Accesso al credito per aziende in crisi – Diventa più facile per una società che abbia presentato domanda di concordato preventivo o di ristrutturazione dei debiti ottenere un finanziamento che consenta la continuità dell’operatività aziendale. Il tribunale, sentiti i creditori principali, decide entro dieci giorni se dare o meno l’ok al prestito, che può essere chiesto anche nei casi di concordato in bianco, in cui cioè il piano per il rientro parziale dei debiti verrà presentato solo in un secondo momento.
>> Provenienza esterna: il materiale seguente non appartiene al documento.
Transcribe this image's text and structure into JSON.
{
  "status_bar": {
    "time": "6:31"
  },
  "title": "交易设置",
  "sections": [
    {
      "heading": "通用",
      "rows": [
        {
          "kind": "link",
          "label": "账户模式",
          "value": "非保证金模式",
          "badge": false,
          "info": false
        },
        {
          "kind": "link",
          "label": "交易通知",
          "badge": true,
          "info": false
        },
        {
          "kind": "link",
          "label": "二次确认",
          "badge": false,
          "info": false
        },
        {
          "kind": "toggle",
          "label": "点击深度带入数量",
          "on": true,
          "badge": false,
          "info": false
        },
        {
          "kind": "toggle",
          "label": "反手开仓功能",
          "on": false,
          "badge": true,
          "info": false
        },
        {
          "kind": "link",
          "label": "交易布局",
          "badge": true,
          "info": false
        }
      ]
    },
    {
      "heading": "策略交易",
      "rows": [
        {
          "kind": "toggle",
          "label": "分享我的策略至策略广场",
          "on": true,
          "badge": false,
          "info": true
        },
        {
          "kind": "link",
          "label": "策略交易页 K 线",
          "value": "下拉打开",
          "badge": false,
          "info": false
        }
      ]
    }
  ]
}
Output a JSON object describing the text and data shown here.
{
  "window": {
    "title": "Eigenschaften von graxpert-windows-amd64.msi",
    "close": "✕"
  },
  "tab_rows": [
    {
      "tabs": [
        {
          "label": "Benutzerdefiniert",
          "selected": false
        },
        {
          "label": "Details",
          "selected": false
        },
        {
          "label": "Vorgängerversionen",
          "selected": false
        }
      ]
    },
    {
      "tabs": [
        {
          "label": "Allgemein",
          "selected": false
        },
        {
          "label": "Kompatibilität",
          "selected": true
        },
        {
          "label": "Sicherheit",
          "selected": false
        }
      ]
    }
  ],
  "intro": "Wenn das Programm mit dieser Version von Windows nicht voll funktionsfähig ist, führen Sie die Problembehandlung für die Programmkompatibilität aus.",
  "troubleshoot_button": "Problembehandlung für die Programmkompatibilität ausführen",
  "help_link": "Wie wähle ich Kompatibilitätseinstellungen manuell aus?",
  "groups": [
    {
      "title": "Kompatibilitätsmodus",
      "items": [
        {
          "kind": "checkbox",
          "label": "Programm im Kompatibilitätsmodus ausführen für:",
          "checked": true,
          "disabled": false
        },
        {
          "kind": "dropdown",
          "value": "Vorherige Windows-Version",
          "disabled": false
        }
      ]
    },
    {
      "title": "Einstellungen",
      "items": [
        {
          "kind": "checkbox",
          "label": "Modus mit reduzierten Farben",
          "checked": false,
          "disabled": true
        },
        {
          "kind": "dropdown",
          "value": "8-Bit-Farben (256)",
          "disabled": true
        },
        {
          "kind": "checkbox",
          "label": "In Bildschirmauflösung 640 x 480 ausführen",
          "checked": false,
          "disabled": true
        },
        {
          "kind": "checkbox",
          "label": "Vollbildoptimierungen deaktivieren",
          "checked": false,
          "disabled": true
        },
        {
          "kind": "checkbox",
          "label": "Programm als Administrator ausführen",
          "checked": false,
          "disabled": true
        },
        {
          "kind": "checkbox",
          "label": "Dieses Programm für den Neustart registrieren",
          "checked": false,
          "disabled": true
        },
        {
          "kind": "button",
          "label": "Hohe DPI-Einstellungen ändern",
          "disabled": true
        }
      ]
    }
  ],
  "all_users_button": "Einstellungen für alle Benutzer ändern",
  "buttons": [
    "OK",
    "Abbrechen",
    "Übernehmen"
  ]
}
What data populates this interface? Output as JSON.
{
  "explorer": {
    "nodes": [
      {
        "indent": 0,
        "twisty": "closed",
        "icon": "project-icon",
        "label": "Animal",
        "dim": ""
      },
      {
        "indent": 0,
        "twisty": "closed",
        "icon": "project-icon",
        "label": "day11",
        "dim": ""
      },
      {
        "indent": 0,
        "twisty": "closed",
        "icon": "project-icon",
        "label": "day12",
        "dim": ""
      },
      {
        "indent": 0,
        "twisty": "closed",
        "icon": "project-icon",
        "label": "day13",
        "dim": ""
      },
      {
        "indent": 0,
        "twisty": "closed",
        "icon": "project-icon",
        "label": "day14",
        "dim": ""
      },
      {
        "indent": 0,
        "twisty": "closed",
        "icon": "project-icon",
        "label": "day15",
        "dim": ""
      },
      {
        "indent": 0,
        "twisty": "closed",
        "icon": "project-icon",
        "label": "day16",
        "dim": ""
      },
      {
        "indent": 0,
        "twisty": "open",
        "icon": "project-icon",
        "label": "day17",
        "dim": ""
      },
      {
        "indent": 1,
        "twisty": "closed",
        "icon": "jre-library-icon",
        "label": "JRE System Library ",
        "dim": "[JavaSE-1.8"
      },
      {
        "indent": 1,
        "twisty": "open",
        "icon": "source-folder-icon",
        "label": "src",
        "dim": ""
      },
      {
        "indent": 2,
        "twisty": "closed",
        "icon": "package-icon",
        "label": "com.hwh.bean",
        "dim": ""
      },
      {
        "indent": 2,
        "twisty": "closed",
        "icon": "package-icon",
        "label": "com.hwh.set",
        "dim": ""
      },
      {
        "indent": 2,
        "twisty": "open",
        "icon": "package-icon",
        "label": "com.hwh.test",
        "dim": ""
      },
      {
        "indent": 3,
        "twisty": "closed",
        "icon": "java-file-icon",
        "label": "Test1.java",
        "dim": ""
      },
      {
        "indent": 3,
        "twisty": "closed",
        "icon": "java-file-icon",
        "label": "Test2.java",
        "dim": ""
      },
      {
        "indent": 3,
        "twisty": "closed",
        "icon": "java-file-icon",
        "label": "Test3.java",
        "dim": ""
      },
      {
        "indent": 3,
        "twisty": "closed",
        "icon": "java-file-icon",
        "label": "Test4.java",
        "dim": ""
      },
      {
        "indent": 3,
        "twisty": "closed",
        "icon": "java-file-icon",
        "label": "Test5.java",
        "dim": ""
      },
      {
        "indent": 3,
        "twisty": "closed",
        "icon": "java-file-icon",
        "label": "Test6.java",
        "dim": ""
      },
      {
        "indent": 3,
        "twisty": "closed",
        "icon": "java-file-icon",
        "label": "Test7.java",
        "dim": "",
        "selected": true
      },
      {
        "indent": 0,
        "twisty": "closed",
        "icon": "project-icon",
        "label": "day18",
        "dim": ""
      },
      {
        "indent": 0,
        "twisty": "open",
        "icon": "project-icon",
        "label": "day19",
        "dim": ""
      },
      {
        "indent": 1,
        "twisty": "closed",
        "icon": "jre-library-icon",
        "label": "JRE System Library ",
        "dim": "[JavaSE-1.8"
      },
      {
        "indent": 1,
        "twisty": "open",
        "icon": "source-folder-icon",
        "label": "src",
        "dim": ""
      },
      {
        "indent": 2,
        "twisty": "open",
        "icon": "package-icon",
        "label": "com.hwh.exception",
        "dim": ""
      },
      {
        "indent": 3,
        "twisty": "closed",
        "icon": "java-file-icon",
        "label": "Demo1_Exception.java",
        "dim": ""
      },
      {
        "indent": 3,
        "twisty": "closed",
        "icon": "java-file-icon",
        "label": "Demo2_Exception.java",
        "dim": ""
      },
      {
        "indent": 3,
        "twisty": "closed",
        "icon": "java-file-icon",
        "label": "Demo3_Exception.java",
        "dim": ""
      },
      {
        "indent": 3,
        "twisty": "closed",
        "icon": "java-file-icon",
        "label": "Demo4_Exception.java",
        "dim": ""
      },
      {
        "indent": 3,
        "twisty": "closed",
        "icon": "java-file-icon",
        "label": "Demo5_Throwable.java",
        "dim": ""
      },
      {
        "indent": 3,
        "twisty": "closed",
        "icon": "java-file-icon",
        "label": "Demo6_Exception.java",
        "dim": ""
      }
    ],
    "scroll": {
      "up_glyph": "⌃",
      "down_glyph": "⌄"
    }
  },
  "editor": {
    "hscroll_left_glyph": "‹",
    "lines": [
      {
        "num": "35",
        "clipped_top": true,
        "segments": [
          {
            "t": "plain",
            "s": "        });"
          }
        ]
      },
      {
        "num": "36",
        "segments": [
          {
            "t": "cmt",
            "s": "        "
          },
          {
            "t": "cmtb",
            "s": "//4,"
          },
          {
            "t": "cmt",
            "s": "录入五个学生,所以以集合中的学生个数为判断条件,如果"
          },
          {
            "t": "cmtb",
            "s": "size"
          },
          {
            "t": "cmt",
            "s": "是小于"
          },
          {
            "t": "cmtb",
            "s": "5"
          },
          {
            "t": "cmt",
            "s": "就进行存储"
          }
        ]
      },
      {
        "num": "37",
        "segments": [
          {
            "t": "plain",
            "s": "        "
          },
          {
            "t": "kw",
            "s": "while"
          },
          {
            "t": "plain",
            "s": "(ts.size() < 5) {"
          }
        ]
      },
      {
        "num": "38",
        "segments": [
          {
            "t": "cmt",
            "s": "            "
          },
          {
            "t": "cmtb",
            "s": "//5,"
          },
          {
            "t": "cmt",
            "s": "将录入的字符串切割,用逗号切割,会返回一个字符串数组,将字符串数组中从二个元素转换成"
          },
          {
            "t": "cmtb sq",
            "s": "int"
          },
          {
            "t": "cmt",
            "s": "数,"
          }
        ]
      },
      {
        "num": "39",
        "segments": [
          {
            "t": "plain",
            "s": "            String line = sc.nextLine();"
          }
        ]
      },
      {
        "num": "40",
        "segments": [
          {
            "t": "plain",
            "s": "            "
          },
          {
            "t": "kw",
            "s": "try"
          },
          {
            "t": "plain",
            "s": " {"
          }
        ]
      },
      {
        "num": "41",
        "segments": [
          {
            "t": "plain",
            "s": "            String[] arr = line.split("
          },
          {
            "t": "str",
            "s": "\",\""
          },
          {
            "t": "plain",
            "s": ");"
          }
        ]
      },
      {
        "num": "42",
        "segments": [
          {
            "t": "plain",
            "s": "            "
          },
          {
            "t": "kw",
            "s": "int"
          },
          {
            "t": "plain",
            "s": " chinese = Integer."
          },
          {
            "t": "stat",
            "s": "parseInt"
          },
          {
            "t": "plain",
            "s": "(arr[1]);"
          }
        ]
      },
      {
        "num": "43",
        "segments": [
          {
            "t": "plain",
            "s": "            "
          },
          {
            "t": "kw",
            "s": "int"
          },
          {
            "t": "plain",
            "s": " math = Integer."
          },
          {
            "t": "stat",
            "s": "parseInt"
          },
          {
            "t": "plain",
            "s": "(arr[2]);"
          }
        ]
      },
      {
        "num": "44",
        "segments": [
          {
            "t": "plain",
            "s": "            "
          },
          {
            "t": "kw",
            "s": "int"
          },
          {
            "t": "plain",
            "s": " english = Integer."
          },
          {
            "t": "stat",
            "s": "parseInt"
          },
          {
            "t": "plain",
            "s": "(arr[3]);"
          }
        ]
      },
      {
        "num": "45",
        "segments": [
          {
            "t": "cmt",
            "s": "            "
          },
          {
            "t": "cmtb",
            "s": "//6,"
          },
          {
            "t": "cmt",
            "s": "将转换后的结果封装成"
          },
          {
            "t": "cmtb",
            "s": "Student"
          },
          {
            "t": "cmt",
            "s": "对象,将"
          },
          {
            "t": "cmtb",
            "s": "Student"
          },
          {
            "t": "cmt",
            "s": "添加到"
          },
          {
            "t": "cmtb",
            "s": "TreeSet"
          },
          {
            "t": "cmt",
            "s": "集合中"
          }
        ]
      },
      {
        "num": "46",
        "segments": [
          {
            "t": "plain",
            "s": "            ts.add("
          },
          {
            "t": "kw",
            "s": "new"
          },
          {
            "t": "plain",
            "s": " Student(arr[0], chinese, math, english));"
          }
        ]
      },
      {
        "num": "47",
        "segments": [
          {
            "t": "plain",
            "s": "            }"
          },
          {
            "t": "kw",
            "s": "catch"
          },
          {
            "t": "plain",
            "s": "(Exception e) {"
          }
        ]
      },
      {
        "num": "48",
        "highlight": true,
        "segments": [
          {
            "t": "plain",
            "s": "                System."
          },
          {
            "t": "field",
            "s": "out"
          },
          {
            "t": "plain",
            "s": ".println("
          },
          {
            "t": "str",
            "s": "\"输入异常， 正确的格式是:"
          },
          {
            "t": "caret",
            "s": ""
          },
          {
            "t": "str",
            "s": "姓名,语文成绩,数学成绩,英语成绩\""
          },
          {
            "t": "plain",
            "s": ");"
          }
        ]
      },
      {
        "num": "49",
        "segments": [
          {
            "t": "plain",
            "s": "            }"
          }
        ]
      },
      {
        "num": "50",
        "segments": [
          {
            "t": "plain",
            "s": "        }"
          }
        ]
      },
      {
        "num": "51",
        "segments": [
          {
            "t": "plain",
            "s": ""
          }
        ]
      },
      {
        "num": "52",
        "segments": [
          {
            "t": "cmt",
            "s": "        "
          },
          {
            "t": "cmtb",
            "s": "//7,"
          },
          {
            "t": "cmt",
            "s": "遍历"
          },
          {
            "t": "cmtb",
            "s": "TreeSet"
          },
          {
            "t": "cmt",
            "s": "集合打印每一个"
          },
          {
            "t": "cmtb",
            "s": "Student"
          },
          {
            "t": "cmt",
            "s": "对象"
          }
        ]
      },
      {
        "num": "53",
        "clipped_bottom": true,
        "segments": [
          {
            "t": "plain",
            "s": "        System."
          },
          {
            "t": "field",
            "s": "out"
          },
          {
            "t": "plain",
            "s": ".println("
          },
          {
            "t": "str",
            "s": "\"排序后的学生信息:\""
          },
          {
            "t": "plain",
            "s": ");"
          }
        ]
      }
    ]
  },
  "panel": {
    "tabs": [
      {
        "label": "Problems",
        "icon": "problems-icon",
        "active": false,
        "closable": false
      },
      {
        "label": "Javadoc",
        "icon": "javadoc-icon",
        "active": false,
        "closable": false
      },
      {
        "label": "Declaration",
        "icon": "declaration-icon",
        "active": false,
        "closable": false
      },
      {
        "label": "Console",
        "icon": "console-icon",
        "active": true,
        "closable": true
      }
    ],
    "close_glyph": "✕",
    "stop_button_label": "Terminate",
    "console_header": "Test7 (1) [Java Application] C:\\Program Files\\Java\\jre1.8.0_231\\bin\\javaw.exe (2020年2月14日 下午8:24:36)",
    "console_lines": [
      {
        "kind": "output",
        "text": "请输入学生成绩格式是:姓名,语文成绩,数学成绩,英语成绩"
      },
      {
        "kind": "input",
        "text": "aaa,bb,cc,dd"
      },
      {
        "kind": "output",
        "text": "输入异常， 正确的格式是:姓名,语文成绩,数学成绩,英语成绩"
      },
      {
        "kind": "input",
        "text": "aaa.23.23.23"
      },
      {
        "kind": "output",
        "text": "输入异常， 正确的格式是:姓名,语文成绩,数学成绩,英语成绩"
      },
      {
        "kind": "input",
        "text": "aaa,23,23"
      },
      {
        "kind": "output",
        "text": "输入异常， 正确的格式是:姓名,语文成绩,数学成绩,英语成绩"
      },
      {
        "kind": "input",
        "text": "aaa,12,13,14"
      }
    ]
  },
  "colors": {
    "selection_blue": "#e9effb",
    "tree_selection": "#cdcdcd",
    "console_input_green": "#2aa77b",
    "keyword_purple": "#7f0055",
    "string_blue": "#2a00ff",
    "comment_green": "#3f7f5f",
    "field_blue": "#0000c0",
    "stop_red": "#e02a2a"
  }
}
La norma, pensata per favorire i piani di risanamento delle imprese in crisi, mette al sicuro anche la banca che concede il finanziamento, per il quale è prevista la cosiddetta ‘prededucibilità’: verrà cioè ripagato prima degli altri crediti.

Stop ai conflitti di interesse per il curatore fallimentare e procedure più veloci – Non potrà più essere nominato curatore fallimentare di un’azienda il professionista che abbia già svolto per la stessa il ruolo di commissario giudiziale. L’obiettivo è di eliminare il conflitto di interessi in capo al commissario, che da un lato deve gestire la società nella fase di concordato, dall’altro poteva sinora trarre vantaggio dal fallimento della società qualora avesse ricevuto dal tribunale l’incarico di curatore. Il decreto prevede poi che i curatori debbano portare a termine i propri adempimenti entro i termini di legge, pena la revoca dell’incarico. La norma, finalizzata alla riduzione dei tempi delle procedure fallimentari, dovrebbe contribuire anch’essa a uno sblocco più veloce dei crediti. Dello stesso segno la decisione del governo di rendere più stringenti le scadenze del programma di liquidazione. Una serie di modifiche al codice di procedura civile ha infine l’obiettivo di rendere più rapide le operazioni di vendita dei beni e di migliorare il valore realizzato.